11 Mar 09
math is science and i need help with the following problem. There are 12 identical coins and one balancing scale. One of the coins is fake and you have only 3 tries to figure out the coin. The problem is you do not know if the fake coin is heaver or lighter than the other coins.
11 Mar 09
Originally posted by wormerI think that there is one case where 4 weighings are needed - otherwise I can do this in 3.
math is science and i need help with the following problem. There are 12 identical coins and one balancing scale. One of the coins is fake and you have only 3 tries to figure out the coin. The problem is you do not know if the fake coin is heaver or lighter than the other coins.
Divide the 12 coins into 4 piles of 3 - call them A, B, C and D. Weigh pile A against pile B. If they are the same weight then C or D contains the counterfeit. Otherwise A or B does. Weigh one of the counterfeit candidate piles against a trusted pile. If they are different then you know whether the counterfeit pile is heavier or lighter and you have narrowed down the search to three coins. Choose two of the three - if the scales balance the counterfeit is the remaining one, otherwise you know which it is as you have deduced the relative weight of the counterfeit by now.

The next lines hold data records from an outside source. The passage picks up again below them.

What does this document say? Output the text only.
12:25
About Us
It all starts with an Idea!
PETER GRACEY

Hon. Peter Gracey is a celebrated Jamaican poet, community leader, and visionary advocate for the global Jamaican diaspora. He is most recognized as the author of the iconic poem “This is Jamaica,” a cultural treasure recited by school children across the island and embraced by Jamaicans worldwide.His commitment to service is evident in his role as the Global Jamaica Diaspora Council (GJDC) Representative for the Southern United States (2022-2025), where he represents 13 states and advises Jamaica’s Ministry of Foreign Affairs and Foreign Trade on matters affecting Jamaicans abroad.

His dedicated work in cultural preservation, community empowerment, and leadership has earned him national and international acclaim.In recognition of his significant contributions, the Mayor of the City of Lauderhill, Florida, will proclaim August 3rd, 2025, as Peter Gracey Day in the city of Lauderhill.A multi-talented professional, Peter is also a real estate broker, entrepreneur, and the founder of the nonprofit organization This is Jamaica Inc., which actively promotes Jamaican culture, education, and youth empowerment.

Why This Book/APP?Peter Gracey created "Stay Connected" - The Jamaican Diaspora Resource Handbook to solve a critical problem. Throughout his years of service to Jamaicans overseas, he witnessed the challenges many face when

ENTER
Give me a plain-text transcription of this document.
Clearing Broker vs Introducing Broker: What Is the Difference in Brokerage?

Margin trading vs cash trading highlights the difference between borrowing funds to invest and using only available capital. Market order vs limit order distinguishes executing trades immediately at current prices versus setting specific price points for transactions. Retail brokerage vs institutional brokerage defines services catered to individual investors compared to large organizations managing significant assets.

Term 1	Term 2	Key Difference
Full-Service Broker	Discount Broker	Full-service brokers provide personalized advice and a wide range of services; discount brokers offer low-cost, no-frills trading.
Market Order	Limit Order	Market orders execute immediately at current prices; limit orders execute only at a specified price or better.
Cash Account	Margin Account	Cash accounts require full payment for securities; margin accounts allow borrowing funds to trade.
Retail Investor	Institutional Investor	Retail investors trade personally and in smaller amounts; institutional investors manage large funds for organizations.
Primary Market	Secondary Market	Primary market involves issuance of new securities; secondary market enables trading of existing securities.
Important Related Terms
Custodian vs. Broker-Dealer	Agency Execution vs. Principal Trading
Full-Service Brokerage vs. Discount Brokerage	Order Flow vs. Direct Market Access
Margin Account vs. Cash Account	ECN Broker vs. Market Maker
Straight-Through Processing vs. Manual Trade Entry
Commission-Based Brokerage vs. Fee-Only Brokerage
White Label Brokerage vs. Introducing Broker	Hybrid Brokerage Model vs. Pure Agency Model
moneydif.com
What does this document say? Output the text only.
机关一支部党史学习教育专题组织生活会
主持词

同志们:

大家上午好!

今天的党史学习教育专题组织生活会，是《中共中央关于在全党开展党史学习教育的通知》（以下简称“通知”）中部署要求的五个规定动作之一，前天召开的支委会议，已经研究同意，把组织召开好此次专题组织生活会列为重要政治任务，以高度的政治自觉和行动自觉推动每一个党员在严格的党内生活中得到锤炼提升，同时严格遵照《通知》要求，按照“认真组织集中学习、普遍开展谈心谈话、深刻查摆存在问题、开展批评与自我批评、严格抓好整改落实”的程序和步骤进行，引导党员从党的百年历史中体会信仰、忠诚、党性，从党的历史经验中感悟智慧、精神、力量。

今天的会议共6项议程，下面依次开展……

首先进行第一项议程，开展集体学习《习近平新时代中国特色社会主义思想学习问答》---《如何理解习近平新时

The problem comes when you have not weighed the coins in the pile of 3 containing the counterfeit in the first 2 weighings. Suppose the counterfeit is in pile D. You´ve weighed A against B and they are the same, you´ve weighed A against C and they are the same. You know the counterfeit is one of the three coins in D, but unless you are lucky and the scales balance when you do the third comparison you are stuffed as you do not know if the coin is heavier or lighter.